Each musician had a humble, explorative sound, but the voice that was nearly always in the foreground was that of the composer. Although this voice was also modest and did not call attention to itself, it still had an immense intensity to it, crafted by Dietrich to groove hard with experimentation in meter rhythm and unexpected interlocking parts. Often, the sound relied on simple melodies and patterns within single instruments that created a more complicated amalgamation when combined and layered with the other voices. At the time, the music had a familiar, recent nostalgia to it that I could not put my finger on. However, after listening back to the recordings and thinking about it more, the late Director of Jazz Studies Fred Sturm’s influence became apparent.

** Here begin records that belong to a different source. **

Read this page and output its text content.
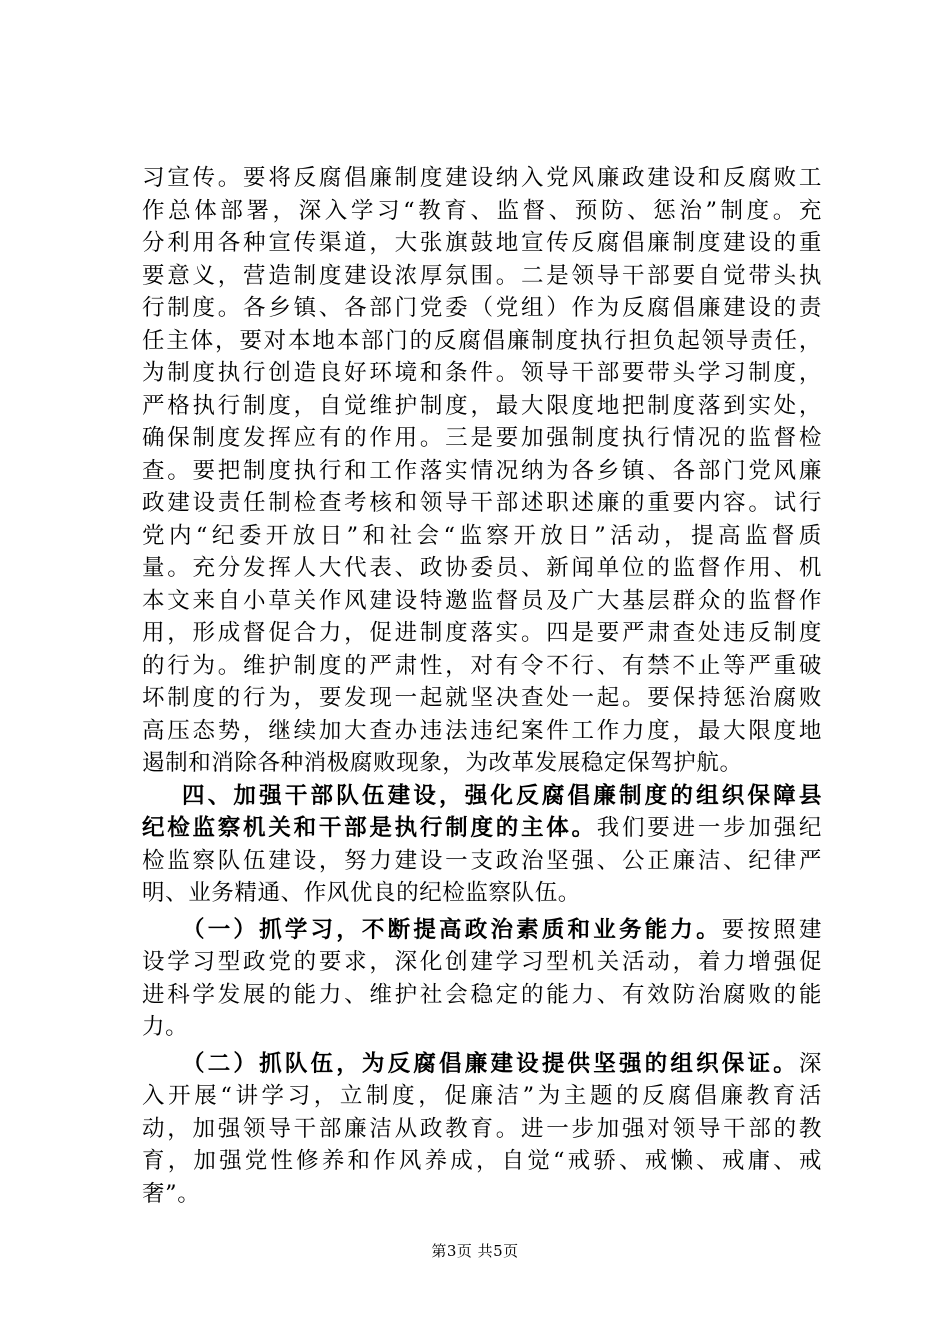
习宣传。要将反腐倡廉制度建设纳入党风廉政建设和反腐败工
作总体部署，深入学习“教育、监督、预防、惩治”制度。充
分利用各种宣传渠道，大张旗鼓地宣传反腐倡廉制度建设的重
要意义，营造制度建设浓厚氛围。二是领导干部要自觉带头执
行制度。各乡镇、各部门党委（党组）作为反腐倡廉建设的责
任主体，要对本地本部门的反腐倡廉制度执行担负起领导责任，
为制度执行创造良好环境和条件。领导干部要带头学习制度，
严格执行制度，自觉维护制度，最大限度地把制度落到实处，
确保制度发挥应有的作用。三是要加强制度执行情况的监督检
查。要把制度执行和工作落实情况纳为各乡镇、各部门党风廉
政建设责任制检查考核和领导干部述职述廉的重要内容。试行
党内“纪委开放日”和社会“监察开放日”活动，提高监督质
量。充分发挥人大代表、政协委员、新闻单位的监督作用、机
本文来自小草关作风建设特邀监督员及广大基层群众的监督作
用，形成督促合力，促进制度落实。四是要严肃查处违反制度
的行为。维护制度的严肃性，对有令不行、有禁不止等严重破
坏制度的行为，要发现一起就坚决查处一起。要保持惩治腐败
高压态势，继续加大查办违法违纪案件工作力度，最大限度地
遏制和消除各种消极腐败现象，为改革发展稳定保驾护航。
四、加强干部队伍建设，强化反腐倡廉制度的组织保障县
纪检监察机关和干部是执行制度的主体。我们要进一步加强纪
检监察队伍建设，努力建设一支政治坚强、公正廉洁、纪律严
明、业务精通、作风优良的纪检监察队伍。
（一）抓学习，不断提高政治素质和业务能力。要按照建
设学习型政党的要求，深化创建学习型机关活动，着力增强促
进科学发展的能力、维护社会稳定的能力、有效防治腐败的能
力。
（二）抓队伍，为反腐倡廉建设提供坚强的组织保证。深
入开展“讲学习，立制度，促廉洁”为主题的反腐倡廉教育活
动，加强领导干部廉洁从政教育。进一步加强对领导干部的教
育，加强党性修养和作风养成，自觉“戒骄、戒懒、戒庸、戒
奢”。
第3页 共5页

Most of the tunes were upbeat, dipping into fusion and the like, but my favorite of the concert was the brooding, sonically-seasonally-appropriate “Puddles.” Listening to it felt like autumn at dusk; arco bass, slowly-bending sax and cymbals provided a thick bed of drones, while piano and bells twinkled slightly above. The trumpet emerged on top with the rest of the quintet following fluidly, making for the most introspective sounding tune in the set, whereas the others seemed more extroverted. “Puddles” also came exactly in the middle of the concert, as well as close to the middle of “Focus,” the quintet’s sophomore album from this past May. It was not only a change from the other pieces, but a slow breath in and out before embarking on the rest of the concert’s momentous compositions.
While the music certainly spoke for itself, its creator’s personality shaped the show as well. Dietrich’s quiet sense of humor snuck in between nearly every song, causing his bandmates to stifle snickers while the audience laughed with them. But just like his music, his comments were honest and entertaining, at one point even admitting that he was talking so much just to give his embouchure an ample rest. His personality—as well as the other members’—made the group seem extremely comfortable to be there, an aspect that can aid in engaging with the audience exponentially more. What helped this was the fact that this concert was a homecoming for the quintet’s two alumni, being particularly significant for Dietrich, who had not played at Lawrence since his graduation. Thus, the concert felt like him getting back into the swing of things, as well as simultaneously presenting himself as a visiting artist who wanted to give back to the Conservatory that nurtured him.
The Paul Dietrich Quintet truly graced the stage last week and piqued my interest in modern, more straight-ahead composition—music I have not immersed myself in enough, apparently. The circle of Midwest jazz is closely knit, and this is yet another experience that has drawn me closer to it.